The photo's show the difference btw 0 and 027, the width of the rails and the pins. Notice the adaptor pin for Lionel to Gragraves, it works excellent.
























 Trying to replace 0 track is tricky, you need find the right thickness of cork bedding or something to raise the track to the turnouts and accessories.
Anyhoo, The moutain idea is exactly why I need a foot behind my bench work. Not just to build them but to work on the distant electrical and for the occasional derailment in the mountain.

thx aw


----------



## acwilli (Jan 29, 2009)

acwilli said:


> 5 to 7 feet!? How long are your switch tracks? I run short trains. 7 cars
> not 7 feet. I like to play with control devices,
> i.e. coal/log dumps etc. I base my car length by the shortest siding I have.
> This is my second O track and am still planning the layout.
> ...


 I was out of line when I mentioned the DCC system.  Apparently the whole track is one block. I'm just starting to research this so like I said, I'm a newby.

thx aw


----------



## tjcruiser (Jan 10, 2010)

Acwilli,

Nice comparative photo of O, O27, and Gargraves track. Very revealing.

Thanks for sharing,

TJ


----------



## Blk69 (Feb 23, 2010)

No problem with comment.

I like post war lionel steam with MTH Madison passenger cars (O-27 version). The engine, tender and 4 cars are 6' long. Have trouble pulling with to many O-27 curves so going to try some O-42's. 

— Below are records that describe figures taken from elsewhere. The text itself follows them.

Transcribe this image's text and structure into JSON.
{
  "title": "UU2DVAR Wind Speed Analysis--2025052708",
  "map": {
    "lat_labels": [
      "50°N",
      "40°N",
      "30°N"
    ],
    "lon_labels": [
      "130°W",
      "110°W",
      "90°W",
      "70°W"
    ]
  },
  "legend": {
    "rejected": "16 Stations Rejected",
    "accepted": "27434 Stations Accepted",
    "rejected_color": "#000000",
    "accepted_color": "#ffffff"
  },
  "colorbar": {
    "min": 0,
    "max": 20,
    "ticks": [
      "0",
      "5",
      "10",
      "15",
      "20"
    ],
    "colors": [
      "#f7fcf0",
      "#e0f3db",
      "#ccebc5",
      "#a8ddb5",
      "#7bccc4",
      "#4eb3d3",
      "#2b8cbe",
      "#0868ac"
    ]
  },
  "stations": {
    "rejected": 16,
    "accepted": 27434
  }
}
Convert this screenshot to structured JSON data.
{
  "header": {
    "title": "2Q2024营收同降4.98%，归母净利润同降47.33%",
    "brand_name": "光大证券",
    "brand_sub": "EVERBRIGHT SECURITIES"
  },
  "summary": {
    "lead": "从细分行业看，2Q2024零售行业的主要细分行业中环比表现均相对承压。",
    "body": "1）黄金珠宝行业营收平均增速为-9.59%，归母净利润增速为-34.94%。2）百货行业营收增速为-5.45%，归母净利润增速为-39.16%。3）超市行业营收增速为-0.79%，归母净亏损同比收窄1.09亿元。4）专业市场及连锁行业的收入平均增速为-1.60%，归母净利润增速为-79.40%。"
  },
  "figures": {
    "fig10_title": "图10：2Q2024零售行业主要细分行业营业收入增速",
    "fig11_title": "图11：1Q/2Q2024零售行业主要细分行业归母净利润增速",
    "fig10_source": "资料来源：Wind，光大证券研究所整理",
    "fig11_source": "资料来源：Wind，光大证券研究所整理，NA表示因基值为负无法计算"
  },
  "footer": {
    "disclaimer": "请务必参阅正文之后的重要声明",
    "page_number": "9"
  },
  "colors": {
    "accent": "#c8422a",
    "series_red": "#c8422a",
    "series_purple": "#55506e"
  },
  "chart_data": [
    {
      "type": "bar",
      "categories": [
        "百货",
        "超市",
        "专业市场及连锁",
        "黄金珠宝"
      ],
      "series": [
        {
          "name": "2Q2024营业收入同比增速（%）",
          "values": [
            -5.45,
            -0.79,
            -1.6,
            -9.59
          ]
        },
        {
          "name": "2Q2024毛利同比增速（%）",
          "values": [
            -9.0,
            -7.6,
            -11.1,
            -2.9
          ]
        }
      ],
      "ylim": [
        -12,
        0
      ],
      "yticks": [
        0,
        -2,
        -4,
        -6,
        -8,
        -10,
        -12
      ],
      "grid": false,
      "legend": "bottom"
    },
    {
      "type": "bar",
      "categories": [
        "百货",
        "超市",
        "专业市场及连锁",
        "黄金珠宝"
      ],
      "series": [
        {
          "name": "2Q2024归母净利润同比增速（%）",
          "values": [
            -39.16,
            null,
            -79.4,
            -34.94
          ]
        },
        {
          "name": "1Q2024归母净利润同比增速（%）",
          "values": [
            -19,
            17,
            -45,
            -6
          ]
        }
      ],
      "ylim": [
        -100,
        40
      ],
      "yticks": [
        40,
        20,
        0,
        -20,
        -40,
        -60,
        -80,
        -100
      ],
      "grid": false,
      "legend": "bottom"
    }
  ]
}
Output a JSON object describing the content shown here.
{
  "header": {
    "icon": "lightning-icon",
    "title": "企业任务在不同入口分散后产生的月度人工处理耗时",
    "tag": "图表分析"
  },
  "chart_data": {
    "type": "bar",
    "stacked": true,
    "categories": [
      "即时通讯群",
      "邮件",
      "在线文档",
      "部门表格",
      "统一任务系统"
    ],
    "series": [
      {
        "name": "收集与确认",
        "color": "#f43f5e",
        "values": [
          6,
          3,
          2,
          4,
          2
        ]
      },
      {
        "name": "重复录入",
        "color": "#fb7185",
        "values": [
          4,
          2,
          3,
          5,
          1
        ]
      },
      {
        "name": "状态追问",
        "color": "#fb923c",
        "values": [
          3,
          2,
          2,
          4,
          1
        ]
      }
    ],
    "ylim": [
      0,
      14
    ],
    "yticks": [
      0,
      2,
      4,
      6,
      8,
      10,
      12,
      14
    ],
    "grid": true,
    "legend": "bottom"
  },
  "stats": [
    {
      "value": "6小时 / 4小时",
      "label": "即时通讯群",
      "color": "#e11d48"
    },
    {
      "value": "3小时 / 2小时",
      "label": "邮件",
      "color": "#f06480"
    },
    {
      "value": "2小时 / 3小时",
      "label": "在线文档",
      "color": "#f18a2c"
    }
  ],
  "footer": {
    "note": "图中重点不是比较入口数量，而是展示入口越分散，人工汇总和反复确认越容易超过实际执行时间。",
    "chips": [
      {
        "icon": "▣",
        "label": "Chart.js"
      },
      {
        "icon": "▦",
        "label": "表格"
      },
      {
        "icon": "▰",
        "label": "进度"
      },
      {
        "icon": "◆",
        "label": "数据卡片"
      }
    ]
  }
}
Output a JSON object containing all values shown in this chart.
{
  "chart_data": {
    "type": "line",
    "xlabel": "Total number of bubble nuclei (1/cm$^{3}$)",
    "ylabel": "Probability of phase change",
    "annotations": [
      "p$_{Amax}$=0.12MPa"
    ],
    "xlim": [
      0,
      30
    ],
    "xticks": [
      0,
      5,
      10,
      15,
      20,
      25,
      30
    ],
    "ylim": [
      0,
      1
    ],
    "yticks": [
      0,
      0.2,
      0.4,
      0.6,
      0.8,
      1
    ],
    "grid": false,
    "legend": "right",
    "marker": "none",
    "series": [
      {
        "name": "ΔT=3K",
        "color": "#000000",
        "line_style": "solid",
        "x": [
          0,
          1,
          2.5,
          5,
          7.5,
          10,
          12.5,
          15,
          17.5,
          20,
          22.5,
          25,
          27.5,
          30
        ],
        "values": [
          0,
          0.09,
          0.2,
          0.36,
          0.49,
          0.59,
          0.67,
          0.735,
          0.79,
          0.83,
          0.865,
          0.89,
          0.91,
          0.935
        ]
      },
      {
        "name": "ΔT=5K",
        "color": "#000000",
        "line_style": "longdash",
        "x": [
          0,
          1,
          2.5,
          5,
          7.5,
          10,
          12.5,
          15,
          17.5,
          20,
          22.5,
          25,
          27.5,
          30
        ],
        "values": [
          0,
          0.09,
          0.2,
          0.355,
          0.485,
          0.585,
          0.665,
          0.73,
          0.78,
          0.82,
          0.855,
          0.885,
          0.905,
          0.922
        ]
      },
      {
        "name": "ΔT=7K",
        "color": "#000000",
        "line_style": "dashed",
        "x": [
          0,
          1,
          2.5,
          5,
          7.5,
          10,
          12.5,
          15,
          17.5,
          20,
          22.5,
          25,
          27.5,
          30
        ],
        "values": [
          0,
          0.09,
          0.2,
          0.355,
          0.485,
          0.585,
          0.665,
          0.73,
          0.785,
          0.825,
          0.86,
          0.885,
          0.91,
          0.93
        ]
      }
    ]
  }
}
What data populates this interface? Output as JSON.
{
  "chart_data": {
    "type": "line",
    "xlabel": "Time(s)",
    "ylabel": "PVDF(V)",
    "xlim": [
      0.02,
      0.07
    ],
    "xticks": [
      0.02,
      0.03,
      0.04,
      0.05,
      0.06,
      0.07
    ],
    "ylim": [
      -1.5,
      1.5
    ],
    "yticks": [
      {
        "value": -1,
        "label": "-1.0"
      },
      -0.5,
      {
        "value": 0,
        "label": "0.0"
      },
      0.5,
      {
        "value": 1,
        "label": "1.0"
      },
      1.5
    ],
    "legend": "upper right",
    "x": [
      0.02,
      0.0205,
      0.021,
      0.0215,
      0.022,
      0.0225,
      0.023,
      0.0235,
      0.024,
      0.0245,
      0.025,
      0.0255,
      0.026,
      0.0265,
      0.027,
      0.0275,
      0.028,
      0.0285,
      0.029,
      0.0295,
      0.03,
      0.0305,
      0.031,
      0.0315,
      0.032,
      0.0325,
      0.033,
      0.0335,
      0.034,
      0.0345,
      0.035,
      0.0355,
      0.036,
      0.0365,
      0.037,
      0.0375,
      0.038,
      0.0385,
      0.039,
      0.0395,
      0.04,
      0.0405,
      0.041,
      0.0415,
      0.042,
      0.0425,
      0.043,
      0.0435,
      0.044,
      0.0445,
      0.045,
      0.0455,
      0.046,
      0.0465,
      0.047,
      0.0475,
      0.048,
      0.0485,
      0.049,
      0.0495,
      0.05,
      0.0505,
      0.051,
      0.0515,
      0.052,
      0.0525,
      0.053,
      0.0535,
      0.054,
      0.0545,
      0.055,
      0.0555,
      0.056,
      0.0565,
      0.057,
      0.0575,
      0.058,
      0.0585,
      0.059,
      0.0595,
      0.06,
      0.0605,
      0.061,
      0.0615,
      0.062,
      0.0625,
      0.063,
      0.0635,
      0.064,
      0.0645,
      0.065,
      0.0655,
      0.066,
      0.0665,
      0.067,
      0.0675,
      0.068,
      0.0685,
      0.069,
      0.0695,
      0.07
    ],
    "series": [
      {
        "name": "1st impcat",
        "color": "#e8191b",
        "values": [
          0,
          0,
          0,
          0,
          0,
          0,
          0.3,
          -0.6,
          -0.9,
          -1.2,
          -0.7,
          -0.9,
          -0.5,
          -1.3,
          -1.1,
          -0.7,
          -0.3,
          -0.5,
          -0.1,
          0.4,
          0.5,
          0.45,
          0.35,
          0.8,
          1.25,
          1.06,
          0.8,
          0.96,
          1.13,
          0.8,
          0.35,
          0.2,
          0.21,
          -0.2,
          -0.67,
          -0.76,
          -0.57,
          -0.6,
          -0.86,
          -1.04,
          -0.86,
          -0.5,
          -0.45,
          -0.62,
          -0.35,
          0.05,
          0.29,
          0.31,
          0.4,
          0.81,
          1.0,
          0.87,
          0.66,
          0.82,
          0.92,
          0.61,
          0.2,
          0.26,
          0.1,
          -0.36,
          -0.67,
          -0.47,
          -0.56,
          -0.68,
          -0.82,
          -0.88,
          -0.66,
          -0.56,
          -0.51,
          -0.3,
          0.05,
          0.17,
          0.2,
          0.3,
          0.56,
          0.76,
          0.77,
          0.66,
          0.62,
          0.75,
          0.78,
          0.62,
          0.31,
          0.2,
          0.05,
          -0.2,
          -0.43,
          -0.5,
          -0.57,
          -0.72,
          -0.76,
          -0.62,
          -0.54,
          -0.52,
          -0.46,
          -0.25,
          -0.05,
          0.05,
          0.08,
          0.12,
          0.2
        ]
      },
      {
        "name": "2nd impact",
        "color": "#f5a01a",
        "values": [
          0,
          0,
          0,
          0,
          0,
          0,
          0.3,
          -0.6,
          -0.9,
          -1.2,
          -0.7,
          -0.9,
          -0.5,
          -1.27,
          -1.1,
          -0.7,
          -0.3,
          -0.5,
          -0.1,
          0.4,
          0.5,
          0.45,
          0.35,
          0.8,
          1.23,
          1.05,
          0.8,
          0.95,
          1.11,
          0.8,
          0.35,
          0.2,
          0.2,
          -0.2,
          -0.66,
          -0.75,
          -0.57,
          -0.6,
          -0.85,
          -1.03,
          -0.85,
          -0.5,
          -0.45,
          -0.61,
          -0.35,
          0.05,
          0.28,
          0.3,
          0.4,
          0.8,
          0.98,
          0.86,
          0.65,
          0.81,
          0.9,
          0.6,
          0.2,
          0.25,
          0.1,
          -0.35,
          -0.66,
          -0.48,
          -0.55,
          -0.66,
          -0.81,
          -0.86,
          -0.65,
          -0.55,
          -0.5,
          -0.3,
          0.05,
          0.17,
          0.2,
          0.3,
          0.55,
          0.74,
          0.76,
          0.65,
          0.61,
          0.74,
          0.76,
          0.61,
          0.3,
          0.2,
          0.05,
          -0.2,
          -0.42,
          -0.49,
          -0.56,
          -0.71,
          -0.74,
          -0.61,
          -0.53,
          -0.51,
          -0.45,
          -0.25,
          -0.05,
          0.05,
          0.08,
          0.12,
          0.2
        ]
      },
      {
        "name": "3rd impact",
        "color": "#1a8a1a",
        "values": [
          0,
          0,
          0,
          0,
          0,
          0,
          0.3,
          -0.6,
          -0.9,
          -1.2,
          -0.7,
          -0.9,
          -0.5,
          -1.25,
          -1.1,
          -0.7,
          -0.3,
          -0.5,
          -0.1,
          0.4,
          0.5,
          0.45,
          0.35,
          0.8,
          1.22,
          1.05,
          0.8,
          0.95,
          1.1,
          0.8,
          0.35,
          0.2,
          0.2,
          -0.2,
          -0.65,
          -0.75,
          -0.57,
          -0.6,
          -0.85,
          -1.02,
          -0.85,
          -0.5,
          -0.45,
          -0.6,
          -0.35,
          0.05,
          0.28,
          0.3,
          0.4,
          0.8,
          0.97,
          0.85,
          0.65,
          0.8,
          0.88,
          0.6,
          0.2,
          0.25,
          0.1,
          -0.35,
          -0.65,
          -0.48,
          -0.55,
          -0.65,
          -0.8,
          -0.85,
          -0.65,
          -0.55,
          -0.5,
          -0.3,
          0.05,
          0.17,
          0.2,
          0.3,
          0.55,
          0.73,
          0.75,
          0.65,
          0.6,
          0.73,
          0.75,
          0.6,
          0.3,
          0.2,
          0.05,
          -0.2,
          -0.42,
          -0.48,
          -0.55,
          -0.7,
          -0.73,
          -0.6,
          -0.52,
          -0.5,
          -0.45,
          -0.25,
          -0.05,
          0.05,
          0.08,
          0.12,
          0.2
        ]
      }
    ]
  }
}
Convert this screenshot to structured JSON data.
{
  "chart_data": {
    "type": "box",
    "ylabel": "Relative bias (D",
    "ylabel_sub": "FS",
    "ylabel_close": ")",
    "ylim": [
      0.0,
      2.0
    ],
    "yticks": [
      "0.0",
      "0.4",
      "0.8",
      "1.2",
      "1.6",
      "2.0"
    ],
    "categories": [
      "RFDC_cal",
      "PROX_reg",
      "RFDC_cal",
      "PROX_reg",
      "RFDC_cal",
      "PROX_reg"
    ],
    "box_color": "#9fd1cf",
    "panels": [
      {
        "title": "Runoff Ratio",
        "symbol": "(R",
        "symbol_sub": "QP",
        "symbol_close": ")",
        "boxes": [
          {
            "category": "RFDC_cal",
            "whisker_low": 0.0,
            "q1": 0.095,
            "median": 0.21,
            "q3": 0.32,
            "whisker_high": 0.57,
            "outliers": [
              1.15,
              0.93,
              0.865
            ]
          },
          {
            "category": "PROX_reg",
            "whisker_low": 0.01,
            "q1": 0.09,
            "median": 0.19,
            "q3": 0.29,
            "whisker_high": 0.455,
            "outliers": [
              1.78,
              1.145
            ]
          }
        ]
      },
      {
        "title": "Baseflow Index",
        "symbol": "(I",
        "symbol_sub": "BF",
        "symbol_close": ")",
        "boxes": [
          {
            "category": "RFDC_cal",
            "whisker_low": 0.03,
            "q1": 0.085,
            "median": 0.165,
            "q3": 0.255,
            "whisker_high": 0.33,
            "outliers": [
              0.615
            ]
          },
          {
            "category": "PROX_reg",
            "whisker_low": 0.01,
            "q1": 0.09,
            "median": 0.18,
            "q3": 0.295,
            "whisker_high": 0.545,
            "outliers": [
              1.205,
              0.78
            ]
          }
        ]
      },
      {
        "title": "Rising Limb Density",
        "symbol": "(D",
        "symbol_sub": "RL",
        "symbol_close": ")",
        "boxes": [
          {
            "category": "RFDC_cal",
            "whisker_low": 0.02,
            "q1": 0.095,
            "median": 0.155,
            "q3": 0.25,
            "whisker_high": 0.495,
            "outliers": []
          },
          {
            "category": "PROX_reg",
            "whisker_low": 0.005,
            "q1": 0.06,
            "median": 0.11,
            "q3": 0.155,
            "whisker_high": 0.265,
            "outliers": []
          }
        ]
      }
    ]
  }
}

On a side note, I picked up 4 section of lionel O-27 35" sections at a swap meet for $8. Wish they had more. $5 or $6 a section is the norm here in central ohio.


----------



## acwilli (Jan 29, 2009)

I'm glad to here it.

I don't really know why most everyone is fixated with radius, because I've only used the Gargraves track on my permanent layout. I have never pushed the curves to the extreme, so my 0-27's had no problems derailing.

aw


----------



## acwilli (Jan 29, 2009)

tjcruiser said:


> Acwilli,
> 
> Nice comparative photo of O, O27, and Gargraves track. Very revealing.
> 
> ...


 Thanks TJ. I do some photography professionaly so I don't 
list it as a hobby. :ttiw:

aw


----------



## erkenbrand (Dec 6, 2010)

That's a really great looking layout you're growing. I can't wait to see how it progresses.


----------



## Big Ed (Jun 16, 2009)

acwilli said:


> I'm not sure what you're asking with your first question, but here goes.
> I love Gargraves track.  It comes in 37" lenghts and is only about
> 200ths of an inch taller than 0-27. I never even looked at Ross track.
> I saw Gargraves on e-bay and just started buying. The Phantom rail (black ceter rail) runs about 8.10 per piece but at the time, there was a glut of on it e-bay real cheap. Be careful though, one batch I bought still smells musty/moldy. I'll deal with that somehow before I install it.
> ...



the first question was for the GUNRUNNER he said he was going to sell on e bay.
see above my reply?
Thats what you call multi quote.
I quoted him then you in the same post, that was directed to him.


----------